You can mock me all day long if that satisfies your juvenile desires...
Bob, I really wish you'd stop saying things like that.
I really wish it wouldn’t be necessary saying things like that. If you think something is farfetched, doesn’t make sense or else, state the reasons and have it discussed. Just putting a laughing smiley either suggests you hold a personal grudge, don’t understand what it’s about or it’s an attempt to discourage others to join the discussion or the OP because you dislike the topic. This is not constructive criticism, it’s juvenile and pretty immature, and – last but not least – totally incompatible with Star Trek ethics, IMHO.
Believe it or not, I actually enjoy reading most of your posts. You seem like a very knowledgeable person and a true fan of Star Trek, just like the rest of us. You're an intelligent and erudite guy.
Same feeling here when I see your contributions that do not concern the
Enterprise-C. If someone comes up with a rationalization where answering questions outweighs raising new ones, I’ll side with this individual, regardless whether I just vehemently disagreed with the same individual concerning another issue (and that happened here in the past two years more than once). I’m interested in the challenge finding rationalization solutions, not personal conflict.
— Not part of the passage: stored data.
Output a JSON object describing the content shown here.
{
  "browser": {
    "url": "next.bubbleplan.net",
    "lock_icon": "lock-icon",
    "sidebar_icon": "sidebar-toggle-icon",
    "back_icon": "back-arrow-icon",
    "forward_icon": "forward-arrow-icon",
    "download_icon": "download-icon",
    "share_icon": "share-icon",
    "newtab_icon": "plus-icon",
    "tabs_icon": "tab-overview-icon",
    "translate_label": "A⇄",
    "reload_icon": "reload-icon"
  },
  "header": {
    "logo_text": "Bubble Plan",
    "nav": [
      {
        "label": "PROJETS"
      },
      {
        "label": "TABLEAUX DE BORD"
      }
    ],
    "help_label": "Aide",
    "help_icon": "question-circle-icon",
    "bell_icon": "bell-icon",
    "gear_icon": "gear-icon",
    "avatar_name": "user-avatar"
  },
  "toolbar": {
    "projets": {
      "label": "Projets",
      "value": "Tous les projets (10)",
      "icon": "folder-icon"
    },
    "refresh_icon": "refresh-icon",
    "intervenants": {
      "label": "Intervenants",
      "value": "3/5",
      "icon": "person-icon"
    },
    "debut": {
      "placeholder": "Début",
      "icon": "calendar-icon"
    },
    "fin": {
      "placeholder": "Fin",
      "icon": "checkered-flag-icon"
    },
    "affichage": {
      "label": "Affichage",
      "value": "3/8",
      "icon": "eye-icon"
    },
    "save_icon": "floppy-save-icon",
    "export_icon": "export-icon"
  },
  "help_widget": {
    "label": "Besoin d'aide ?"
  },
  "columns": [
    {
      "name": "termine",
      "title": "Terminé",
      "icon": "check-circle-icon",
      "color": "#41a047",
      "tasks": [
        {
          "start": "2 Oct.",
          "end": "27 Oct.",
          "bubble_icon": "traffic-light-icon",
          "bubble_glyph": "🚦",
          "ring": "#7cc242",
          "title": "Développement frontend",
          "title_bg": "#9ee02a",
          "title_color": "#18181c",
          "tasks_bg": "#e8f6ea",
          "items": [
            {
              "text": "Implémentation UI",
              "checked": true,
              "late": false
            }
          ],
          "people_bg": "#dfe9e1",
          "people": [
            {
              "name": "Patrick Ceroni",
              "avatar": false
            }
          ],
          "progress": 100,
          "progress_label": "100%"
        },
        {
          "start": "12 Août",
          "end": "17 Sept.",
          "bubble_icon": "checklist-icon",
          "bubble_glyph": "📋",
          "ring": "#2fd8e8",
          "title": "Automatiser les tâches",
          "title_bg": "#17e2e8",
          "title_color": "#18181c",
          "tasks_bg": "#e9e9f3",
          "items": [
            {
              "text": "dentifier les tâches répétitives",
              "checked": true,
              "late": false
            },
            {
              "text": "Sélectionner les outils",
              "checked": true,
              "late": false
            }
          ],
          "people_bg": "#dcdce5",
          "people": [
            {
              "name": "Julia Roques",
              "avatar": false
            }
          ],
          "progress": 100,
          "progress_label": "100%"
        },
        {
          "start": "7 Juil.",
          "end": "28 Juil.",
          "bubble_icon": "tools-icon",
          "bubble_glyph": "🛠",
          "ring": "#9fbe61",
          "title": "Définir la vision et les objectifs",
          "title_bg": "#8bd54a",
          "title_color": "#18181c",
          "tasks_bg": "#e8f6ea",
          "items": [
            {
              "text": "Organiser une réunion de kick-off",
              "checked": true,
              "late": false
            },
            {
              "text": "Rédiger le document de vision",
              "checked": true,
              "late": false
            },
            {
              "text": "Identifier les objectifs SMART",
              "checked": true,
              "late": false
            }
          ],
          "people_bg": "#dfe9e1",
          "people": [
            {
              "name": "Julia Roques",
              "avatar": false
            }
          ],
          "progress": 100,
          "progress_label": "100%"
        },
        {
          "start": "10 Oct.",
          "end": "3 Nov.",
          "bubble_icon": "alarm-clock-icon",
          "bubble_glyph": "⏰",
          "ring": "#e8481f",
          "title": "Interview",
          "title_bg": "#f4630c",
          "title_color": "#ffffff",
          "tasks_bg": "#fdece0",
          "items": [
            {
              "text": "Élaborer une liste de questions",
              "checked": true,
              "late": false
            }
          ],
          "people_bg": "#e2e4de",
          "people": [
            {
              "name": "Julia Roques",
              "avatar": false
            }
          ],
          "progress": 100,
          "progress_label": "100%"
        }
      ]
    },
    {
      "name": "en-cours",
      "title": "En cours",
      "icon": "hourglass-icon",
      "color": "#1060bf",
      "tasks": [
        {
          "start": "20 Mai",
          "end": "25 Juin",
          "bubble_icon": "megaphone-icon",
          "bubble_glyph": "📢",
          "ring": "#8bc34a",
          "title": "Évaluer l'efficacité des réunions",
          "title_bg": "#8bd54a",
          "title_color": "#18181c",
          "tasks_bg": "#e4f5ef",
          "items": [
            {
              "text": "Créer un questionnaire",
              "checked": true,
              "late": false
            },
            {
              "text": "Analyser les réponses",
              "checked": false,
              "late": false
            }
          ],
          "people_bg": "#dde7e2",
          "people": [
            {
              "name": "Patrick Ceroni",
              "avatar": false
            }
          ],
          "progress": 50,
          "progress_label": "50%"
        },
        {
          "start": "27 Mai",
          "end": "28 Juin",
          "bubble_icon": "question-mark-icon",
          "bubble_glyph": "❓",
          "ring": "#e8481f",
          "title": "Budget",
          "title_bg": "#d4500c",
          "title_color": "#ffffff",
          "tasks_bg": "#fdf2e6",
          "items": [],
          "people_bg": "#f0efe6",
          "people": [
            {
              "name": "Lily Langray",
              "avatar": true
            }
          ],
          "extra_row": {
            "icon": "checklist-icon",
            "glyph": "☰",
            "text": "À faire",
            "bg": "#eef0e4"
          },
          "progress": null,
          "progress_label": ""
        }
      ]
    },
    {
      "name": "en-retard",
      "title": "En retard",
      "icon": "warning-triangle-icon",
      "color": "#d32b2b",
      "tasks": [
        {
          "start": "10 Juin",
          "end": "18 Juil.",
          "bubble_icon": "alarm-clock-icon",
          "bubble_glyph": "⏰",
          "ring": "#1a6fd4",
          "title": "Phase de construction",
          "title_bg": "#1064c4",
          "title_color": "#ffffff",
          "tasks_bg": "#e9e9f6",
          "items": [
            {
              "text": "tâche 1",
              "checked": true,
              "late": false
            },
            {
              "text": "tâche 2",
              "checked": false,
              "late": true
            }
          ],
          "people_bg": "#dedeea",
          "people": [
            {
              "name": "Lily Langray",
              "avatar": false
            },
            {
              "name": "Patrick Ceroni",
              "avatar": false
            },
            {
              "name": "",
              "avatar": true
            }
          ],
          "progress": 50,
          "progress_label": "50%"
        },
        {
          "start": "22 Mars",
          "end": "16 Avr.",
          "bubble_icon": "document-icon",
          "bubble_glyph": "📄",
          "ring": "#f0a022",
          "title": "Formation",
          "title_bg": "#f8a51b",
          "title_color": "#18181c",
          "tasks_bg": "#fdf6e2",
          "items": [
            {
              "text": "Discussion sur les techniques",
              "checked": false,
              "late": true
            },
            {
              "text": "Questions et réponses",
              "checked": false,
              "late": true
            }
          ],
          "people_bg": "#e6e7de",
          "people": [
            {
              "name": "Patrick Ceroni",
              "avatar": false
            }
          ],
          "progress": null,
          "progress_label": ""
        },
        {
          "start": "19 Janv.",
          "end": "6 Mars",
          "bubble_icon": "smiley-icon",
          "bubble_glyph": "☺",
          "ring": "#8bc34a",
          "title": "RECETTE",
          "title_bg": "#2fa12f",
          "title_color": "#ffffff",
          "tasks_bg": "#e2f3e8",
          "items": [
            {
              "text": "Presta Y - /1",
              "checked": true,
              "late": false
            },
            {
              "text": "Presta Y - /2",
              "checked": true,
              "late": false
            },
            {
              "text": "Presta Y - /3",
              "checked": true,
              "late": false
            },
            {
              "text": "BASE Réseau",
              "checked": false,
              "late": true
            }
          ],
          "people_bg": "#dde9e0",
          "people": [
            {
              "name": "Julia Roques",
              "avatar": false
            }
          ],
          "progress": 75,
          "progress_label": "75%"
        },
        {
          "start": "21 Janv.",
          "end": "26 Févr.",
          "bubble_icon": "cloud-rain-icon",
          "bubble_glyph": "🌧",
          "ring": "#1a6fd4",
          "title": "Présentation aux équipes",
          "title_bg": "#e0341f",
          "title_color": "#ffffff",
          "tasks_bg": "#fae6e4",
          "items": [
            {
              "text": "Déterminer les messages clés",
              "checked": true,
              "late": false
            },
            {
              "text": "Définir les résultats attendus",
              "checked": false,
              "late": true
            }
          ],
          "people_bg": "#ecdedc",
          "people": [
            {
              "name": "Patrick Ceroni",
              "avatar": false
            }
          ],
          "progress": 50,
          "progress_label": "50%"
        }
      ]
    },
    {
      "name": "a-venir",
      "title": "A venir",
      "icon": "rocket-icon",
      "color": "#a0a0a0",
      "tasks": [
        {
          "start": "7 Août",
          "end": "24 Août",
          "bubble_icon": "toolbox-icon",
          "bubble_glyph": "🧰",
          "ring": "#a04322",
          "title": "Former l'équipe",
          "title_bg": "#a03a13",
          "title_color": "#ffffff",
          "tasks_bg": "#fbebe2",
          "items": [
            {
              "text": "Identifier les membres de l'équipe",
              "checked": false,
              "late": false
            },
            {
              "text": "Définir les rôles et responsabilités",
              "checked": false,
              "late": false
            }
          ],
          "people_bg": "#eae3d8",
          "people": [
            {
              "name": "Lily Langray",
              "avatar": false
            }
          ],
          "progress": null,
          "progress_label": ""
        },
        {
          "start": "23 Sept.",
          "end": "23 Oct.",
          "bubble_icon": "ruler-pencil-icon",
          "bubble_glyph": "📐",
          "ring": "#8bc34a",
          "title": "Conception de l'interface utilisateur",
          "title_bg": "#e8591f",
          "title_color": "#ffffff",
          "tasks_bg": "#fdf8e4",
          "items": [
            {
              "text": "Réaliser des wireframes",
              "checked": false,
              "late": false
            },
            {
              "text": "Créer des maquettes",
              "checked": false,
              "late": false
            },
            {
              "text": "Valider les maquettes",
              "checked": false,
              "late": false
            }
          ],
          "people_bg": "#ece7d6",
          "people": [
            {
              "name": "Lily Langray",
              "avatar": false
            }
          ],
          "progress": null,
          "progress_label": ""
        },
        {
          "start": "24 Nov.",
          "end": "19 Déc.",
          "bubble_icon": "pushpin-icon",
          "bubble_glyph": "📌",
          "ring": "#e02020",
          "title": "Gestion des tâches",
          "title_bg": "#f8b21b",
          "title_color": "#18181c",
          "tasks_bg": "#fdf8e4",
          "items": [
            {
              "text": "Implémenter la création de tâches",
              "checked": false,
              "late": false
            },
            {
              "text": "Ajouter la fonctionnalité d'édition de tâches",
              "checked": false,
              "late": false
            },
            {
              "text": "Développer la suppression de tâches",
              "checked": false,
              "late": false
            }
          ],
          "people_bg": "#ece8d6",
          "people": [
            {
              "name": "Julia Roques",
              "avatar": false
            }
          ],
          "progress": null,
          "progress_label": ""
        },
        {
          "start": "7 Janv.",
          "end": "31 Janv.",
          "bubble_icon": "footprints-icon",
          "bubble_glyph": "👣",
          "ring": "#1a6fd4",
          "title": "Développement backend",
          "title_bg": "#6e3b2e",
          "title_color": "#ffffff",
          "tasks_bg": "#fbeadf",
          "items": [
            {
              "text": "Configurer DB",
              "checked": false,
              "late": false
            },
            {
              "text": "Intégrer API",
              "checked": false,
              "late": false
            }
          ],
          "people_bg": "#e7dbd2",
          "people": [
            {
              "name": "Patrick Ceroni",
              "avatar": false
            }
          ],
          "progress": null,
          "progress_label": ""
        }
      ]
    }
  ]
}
And yet, whenever you bring up the subject of Probert's C (and then inevitably get razzed about it by the rest of us for your..."overzealousness" about the subject), you turn into this arrogant know-it-all who disparages the rest of us for not having the audacity to agree with your opinions. That's a great disservice to you. I'd ask that you please lighten up about that particular subject
Let’s cut to the chase: According to your canon philosophy everything can be rewritten, it’s then the original premise that needs correction, adjustment or erasure while production knowledge (actual intentions of the creators) is irrelevant. According to my canon philosophy “first come, first served” it’s the revision that’s in need of correction or adjustment, and the original intentions of the creators are relevant unless these obviously contradict canon (interesting question: which methodology is the nerdier one?).
When I posted the
treatise I first encountered mockery. Obviously that didn’t discourage me from continuing, so next I had to listen to all kinds of “thinly veiled insults” (amazing how you accused me of all the things you actually did). That didn’t impress me neither, nor did it change my tone, so in a last attempt to derail both threads you and a few others had the audacity to ask the moderators to have the threads closed (here is
the other one). When I realized how emotional a lot of people where becoming, I simply took inspiration from the Vulcans and – something
SPCTRE can relate to – Manuel Neuer.

(he went through a similar kind of shitstorm, yet came out clean)
I admit I started off on the wrong foot (i.e. how certain could our protagonists in “Yesterday’s Enterprise” be that they were just in an alternate timeline of our universe and not instead in a parallel universe) but, believe it or not, the raving and ranting compelled me to research deeper and that’s when I noticed the “Redemption II” discrepancy and the plausible premise change intentions of “Yesterday’s Enterprise” creators Ron D. Moore and David Carson which enabled me to rest my theory on a solid canon foundation (and before the threads were closed).
It’s somewhat weird, but I should thank you for your participation in these threads.
Revisiting the issue I think it’s not entirely inappropriate to use an analogy. The
geocentric model had been in use for several centuries and when the heliocentric model was proposed as an alternative, many “felt a new, unknown theory could not subvert an accepted consensus”.
What transpired in these
Enterprise-C threads is essentially the same, because the “unknown theory” (i.e. Sela’s mother came from another parallel universe but not the one featured in “Yesterday’s Enterprise”) is obviously not compatible with the “accepted consensus” we had for the past 23 years. It has the advantage that it solves several oddities, enables us to enjoy a “guilt-free” pleasure when watching the Conference Lounge scenes in the first four seasons and eventually enriches Starfleet’s diversity with the “Probert Starship Class”.
Which reminds me to ask you again, and especially after revisiting an older thread here at the BBS before my participation, what you could possibly find wrong with this, considering that you are the most vocal opponent of the lack of Starfleet diversity depicted in TNG and DS9.
If you find my writing style offensive, I apologize. But as an intelligent and erudite fan, you should be aware that it’s the content and the arguments that matter at the end of the day, and not the way a presentation is wrapped.